La obra del Espíritu Santo comienza en su intento de convencer a la persona de pecado y continúa su obra en la regeneración – nuevo nacimiento- que experimenta la persona en la justificación por la sola fe. Pero su oficio principal es la obra que realiza en los ya creyentes.

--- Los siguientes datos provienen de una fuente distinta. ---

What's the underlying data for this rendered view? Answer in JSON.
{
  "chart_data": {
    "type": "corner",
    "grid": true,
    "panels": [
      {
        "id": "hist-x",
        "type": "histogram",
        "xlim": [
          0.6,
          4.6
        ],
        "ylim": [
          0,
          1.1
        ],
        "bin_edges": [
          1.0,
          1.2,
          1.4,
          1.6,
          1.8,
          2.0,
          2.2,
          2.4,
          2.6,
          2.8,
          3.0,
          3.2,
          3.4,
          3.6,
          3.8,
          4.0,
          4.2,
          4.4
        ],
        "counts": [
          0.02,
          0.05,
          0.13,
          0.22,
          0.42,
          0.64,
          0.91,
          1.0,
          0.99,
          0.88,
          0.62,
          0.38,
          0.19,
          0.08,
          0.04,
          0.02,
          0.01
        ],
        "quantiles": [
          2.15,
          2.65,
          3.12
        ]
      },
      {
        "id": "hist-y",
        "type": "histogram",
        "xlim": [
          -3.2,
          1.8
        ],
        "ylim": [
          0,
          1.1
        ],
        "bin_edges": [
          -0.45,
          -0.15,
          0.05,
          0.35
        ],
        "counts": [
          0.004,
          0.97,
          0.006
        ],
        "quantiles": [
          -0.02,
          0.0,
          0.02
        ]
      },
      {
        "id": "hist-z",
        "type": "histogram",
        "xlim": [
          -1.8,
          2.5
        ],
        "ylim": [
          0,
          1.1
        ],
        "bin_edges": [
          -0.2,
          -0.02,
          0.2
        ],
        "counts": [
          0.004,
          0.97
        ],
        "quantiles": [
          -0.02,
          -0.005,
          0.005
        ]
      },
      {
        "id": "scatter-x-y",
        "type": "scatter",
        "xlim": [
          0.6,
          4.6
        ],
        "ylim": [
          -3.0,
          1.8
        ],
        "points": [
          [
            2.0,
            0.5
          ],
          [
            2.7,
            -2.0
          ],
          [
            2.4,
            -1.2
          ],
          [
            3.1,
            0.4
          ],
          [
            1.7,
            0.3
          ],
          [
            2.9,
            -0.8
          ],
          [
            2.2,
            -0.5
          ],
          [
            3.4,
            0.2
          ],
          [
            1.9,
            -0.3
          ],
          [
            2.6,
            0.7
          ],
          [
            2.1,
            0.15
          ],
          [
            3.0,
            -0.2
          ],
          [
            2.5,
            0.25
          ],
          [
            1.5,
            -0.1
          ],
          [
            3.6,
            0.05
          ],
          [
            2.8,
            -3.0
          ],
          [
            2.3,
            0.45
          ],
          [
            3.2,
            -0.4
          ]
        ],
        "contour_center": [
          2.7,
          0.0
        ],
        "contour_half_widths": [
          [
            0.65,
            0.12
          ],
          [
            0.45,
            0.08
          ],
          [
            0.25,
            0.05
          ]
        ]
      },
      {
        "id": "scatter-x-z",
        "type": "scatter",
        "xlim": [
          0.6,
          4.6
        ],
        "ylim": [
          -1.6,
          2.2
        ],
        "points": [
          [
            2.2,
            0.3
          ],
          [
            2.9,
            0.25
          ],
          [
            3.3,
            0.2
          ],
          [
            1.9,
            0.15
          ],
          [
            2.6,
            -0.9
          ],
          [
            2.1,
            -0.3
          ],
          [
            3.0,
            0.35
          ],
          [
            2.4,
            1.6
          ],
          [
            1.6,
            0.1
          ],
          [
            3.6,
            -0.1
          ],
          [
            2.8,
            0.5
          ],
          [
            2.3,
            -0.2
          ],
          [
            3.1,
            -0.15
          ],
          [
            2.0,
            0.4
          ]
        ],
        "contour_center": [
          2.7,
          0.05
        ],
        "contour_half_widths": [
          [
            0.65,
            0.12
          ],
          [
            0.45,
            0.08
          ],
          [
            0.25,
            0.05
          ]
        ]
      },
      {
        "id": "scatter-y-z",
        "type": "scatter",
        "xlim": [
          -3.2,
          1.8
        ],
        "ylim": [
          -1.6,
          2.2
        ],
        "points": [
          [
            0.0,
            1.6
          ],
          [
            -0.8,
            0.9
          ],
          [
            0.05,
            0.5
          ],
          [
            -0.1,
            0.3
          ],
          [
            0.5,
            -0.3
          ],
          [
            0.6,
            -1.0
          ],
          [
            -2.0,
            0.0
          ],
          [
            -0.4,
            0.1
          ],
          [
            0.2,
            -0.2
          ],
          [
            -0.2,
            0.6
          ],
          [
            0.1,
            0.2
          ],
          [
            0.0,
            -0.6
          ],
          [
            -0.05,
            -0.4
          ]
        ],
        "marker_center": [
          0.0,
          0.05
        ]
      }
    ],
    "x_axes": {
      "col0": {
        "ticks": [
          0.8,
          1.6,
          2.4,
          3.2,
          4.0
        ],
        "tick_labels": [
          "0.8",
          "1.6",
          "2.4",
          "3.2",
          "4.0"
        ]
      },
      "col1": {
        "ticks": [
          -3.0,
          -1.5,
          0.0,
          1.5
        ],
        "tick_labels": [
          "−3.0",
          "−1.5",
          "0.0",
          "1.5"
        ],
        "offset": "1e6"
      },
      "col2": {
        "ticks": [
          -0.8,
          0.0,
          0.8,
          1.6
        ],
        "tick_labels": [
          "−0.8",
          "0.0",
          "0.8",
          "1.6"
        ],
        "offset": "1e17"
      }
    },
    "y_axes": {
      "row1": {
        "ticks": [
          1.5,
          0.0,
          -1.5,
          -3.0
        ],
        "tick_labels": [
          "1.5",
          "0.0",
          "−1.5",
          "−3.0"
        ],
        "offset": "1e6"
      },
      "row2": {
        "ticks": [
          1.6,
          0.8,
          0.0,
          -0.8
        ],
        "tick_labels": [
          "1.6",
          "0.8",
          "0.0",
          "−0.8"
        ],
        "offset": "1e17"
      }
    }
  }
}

Así pues, de la obra del Espíritu Santo se desprende otra doctrina que enfatiza nuestra denominación: el Testimonio del Espíritu. Esta doctrina nos dice que nadie puede creer en Cristo si no es por la intervención del Espíritu Santo y que nadie puede estar seguro de ser hijo o hija de Dios si no es porque el Espíritu le da testimonio de que esto es así. El Espíritu Santo nos da la certidumbre de que nuestros pecados han sido perdonados, hemos nacido de nuevo y bajo su dirección vamos en camino a la santidad tanto interna como externa (Romanos 5:5; 8:16; Gálatas 4:5-7; 1 Juan 5:9-10).

Ante la posibilidad de que alguien se engañe a sí mismo suponiendo que el Espíritu Santo le convence de algo que no tiene, el Reverendo Wesley explicó la interdependencia de los dos aspectos del mismo testimonio del Espíritu: el testimonio directo a nuestro espíritu, y el testimonio indirecto, o sea, la paz que da a nuestra conciencia el Espíritu cuando nos muestra su propio fruto producido en nosotros.